How much like our heavenly father would that be? Dependable, never failing, sacrificing, working for our good, and all the time with unceasing love for us. And yet here we are, taking and whining, seldom acknowledging what He gives because we are always looking at what we don’t have. We think we have all the answers, and our Father is just someone we have to deal with when we want something from his billfold. We’re rude, uncaring, selfish, and unthinking when it comes to our relationship with Him.
But he remains our Father, he never says I don’t want you to be my child anymore because I don’t like what you are doing. He waits patiently on our misdirected ideas and the wrong paths we take, watches us learn our lessons through tearful eyes, and throws His arms around us when we come home for a visit, so happy that we have returned.
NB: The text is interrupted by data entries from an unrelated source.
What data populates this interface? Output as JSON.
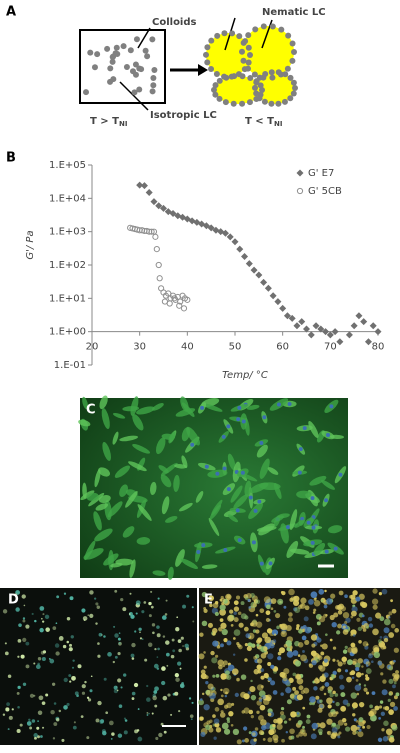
{
  "panels": {
    "a": "A",
    "b": "B",
    "c": "C",
    "d": "D",
    "e": "E"
  },
  "diagram": {
    "colloids": "Colloids",
    "nematic": "Nematic LC",
    "isotropic": "Isotropic LC",
    "left_temp": {
      "text": "T > T",
      "sub": "NI"
    },
    "right_temp": {
      "text": "T < T",
      "sub": "NI"
    }
  },
  "chart_data": {
    "type": "scatter",
    "xlabel": "Temp/ °C",
    "ylabel": "G'/ Pa",
    "xlim": [
      20,
      80
    ],
    "xticks": [
      20,
      30,
      40,
      50,
      60,
      70,
      80
    ],
    "ylim": [
      0.1,
      100000
    ],
    "log_y": true,
    "xaxis_crosses": 1,
    "yticks": [
      {
        "value": 0.1,
        "label": "1.E-01"
      },
      {
        "value": 1,
        "label": "1.E+00"
      },
      {
        "value": 10,
        "label": "1.E+01"
      },
      {
        "value": 100,
        "label": "1.E+02"
      },
      {
        "value": 1000,
        "label": "1.E+03"
      },
      {
        "value": 10000,
        "label": "1.E+04"
      },
      {
        "value": 100000,
        "label": "1.E+05"
      }
    ],
    "legend": "upper right",
    "series": [
      {
        "name": "G' E7",
        "color": "#707070",
        "marker": "diamond",
        "x": [
          30,
          31,
          32,
          33,
          34,
          35,
          36,
          37,
          38,
          39,
          40,
          41,
          42,
          43,
          44,
          45,
          46,
          47,
          48,
          49,
          50,
          51,
          52,
          53,
          54,
          55,
          56,
          57,
          58,
          59,
          60,
          61,
          62,
          63,
          64,
          65,
          66,
          67,
          68,
          69,
          70,
          71,
          72,
          74,
          75,
          76,
          77,
          78,
          79,
          80
        ],
        "values": [
          25000,
          24000,
          15000,
          8000,
          6000,
          5000,
          4000,
          3500,
          3000,
          2700,
          2400,
          2100,
          1900,
          1700,
          1500,
          1300,
          1100,
          1000,
          900,
          700,
          500,
          300,
          180,
          110,
          70,
          50,
          30,
          20,
          12,
          8,
          5,
          3,
          2.5,
          1.5,
          2,
          1.2,
          0.8,
          1.5,
          1.2,
          1,
          0.8,
          1,
          0.5,
          0.8,
          1.5,
          3,
          2,
          0.5,
          1.5,
          1
        ]
      },
      {
        "name": "G' 5CB",
        "color": "#909090",
        "marker": "circle",
        "x": [
          28,
          28.5,
          29,
          29.5,
          30,
          30.5,
          31,
          31.5,
          32,
          32.5,
          33,
          33.3,
          33.6,
          34,
          34.2,
          34.5,
          35,
          35.5,
          36,
          36.5,
          37,
          37.5,
          38,
          38.5,
          39,
          39.5,
          40,
          35.3,
          36.3,
          37.3,
          38.3,
          39.3
        ],
        "values": [
          1300,
          1250,
          1200,
          1150,
          1100,
          1100,
          1050,
          1050,
          1000,
          1000,
          1000,
          700,
          300,
          100,
          40,
          20,
          15,
          12,
          14,
          10,
          12,
          9,
          11,
          8,
          12,
          10,
          9,
          8,
          7,
          10,
          6,
          5
        ]
      }
    ]
  }
}
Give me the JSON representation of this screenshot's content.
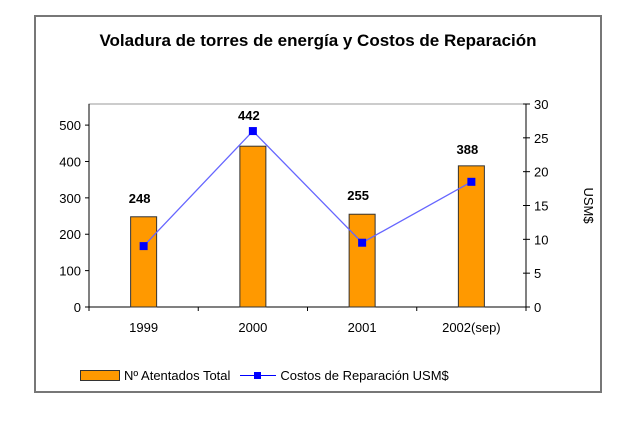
{
  "chart_data": {
    "type": "bar+line",
    "title": "Voladura de torres de energía y Costos de Reparación",
    "categories": [
      "1999",
      "2000",
      "2001",
      "2002(sep)"
    ],
    "series": [
      {
        "name": "Nº Atentados Total",
        "type": "bar",
        "axis": "left",
        "values": [
          248,
          442,
          255,
          388
        ],
        "color": "#ff9900",
        "data_labels": [
          "248",
          "442",
          "255",
          "388"
        ]
      },
      {
        "name": "Costos de Reparación USM$",
        "type": "line",
        "axis": "right",
        "values": [
          9,
          26,
          9.5,
          18.5
        ],
        "color": "#0000ff"
      }
    ],
    "y_left": {
      "ticks": [
        "0",
        "100",
        "200",
        "300",
        "400",
        "500"
      ],
      "ylim": [
        0,
        558
      ]
    },
    "y_right": {
      "label": "USM$",
      "ticks": [
        "0",
        "5",
        "10",
        "15",
        "20",
        "25",
        "30"
      ],
      "ylim": [
        0,
        30
      ]
    },
    "legend": "bottom"
  }
}
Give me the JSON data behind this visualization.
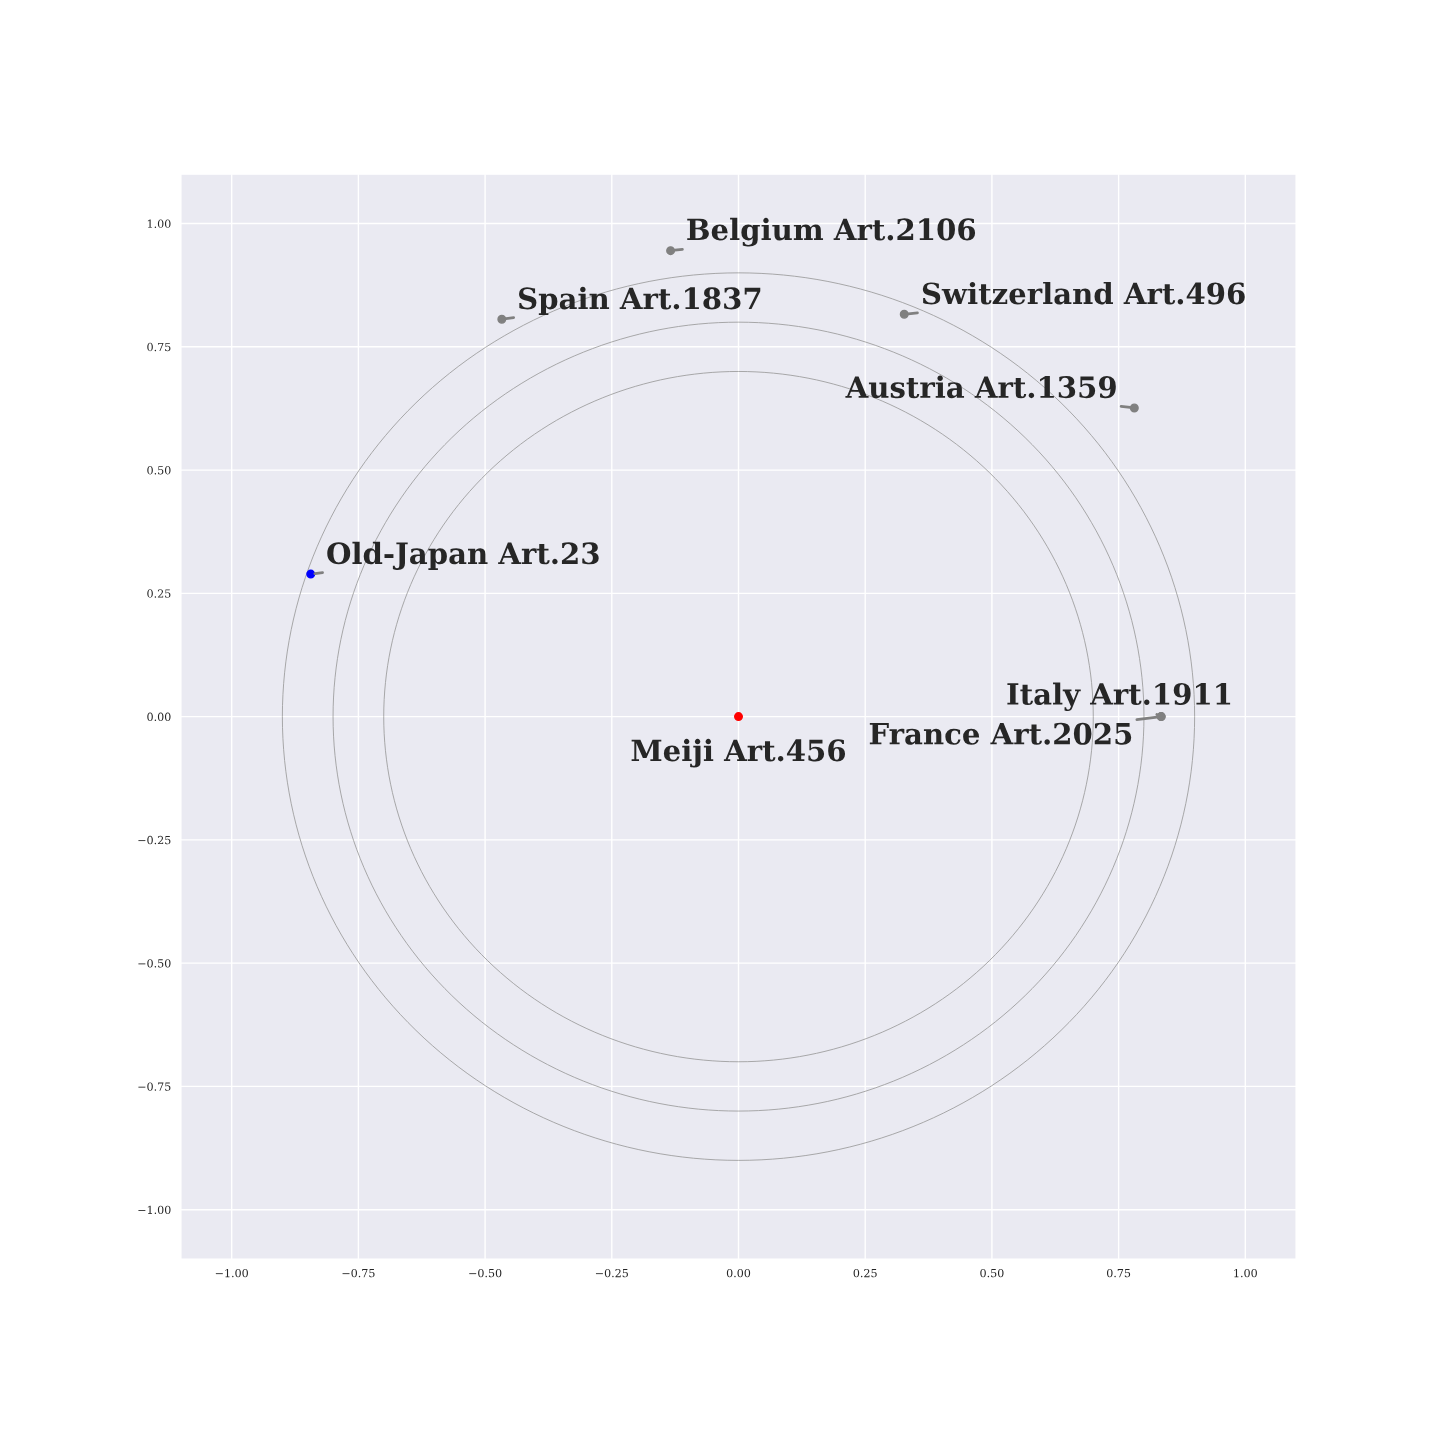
{
  "chart_data": {
    "type": "scatter",
    "grid": true,
    "marker": "circle",
    "xlim": [
      -1.1,
      1.1
    ],
    "ylim": [
      -1.1,
      1.1
    ],
    "xticks": [
      {
        "value": -1,
        "label": "−1.00"
      },
      {
        "value": -0.75,
        "label": "−0.75"
      },
      {
        "value": -0.5,
        "label": "−0.50"
      },
      {
        "value": -0.25,
        "label": "−0.25"
      },
      {
        "value": 0,
        "label": "0.00"
      },
      {
        "value": 0.25,
        "label": "0.25"
      },
      {
        "value": 0.5,
        "label": "0.50"
      },
      {
        "value": 0.75,
        "label": "0.75"
      },
      {
        "value": 1,
        "label": "1.00"
      }
    ],
    "yticks": [
      {
        "value": -1,
        "label": "−1.00"
      },
      {
        "value": -0.75,
        "label": "−0.75"
      },
      {
        "value": -0.5,
        "label": "−0.50"
      },
      {
        "value": -0.25,
        "label": "−0.25"
      },
      {
        "value": 0,
        "label": "0.00"
      },
      {
        "value": 0.25,
        "label": "0.25"
      },
      {
        "value": 0.5,
        "label": "0.50"
      },
      {
        "value": 0.75,
        "label": "0.75"
      },
      {
        "value": 1,
        "label": "1.00"
      }
    ],
    "series": [
      {
        "x": [
          0,
          -0.844,
          -0.467,
          -0.134,
          0.327,
          0.781,
          0.834,
          0.834
        ],
        "values": [
          0,
          0.289,
          0.806,
          0.945,
          0.816,
          0.626,
          0,
          0
        ],
        "colors": [
          "#ff0000",
          "#0000ff",
          "#808080",
          "#808080",
          "#808080",
          "#808080",
          "#808080",
          "#808080"
        ]
      }
    ],
    "annotations": [
      {
        "text": "Meiji Art.456",
        "x": 0,
        "y": 0
      },
      {
        "text": "Old-Japan Art.23",
        "x": -0.844,
        "y": 0.289
      },
      {
        "text": "Spain Art.1837",
        "x": -0.467,
        "y": 0.806
      },
      {
        "text": "Belgium Art.2106",
        "x": -0.134,
        "y": 0.945
      },
      {
        "text": "Switzerland Art.496",
        "x": 0.327,
        "y": 0.816
      },
      {
        "text": "Austria Art.1359",
        "x": 0.781,
        "y": 0.626
      },
      {
        "text": "Italy Art.1911",
        "x": 0.834,
        "y": 0
      },
      {
        "text": "France Art.2025",
        "x": 0.834,
        "y": 0
      }
    ]
  }
}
I can’t wait to see both of their perfect and beautiful faces, my earthly dad, and my heavenly father!
In one of his old, worn-out Bibles, with duct tape on the spine, the pages tattered, and so well marked with his favorite passages, I found this prayer written in his shaky penmanship:
“Lord – help me to do my best. Teach me how to do better work. Give me energy and cheerfulness. Help me to bring into my service the loving ministry of our Savior” I learned recently this was from a book “The Ministry of Healing” by Ellen G. White, page 474. His prayer has become mine now.
Real men love Jesus!
Most people wouldn’t consider JNB as a success, or important to this life. I disagree. He was a “nobody” that mattered. Every person, no matter how poor, disabled, weak, wealthy, brilliant, or evil matters to God. He gave His son to save us all.
This story about your Dad made me laugh and cry. The value of a man is not measured in dollars. Love your writing. Thank you for sharing.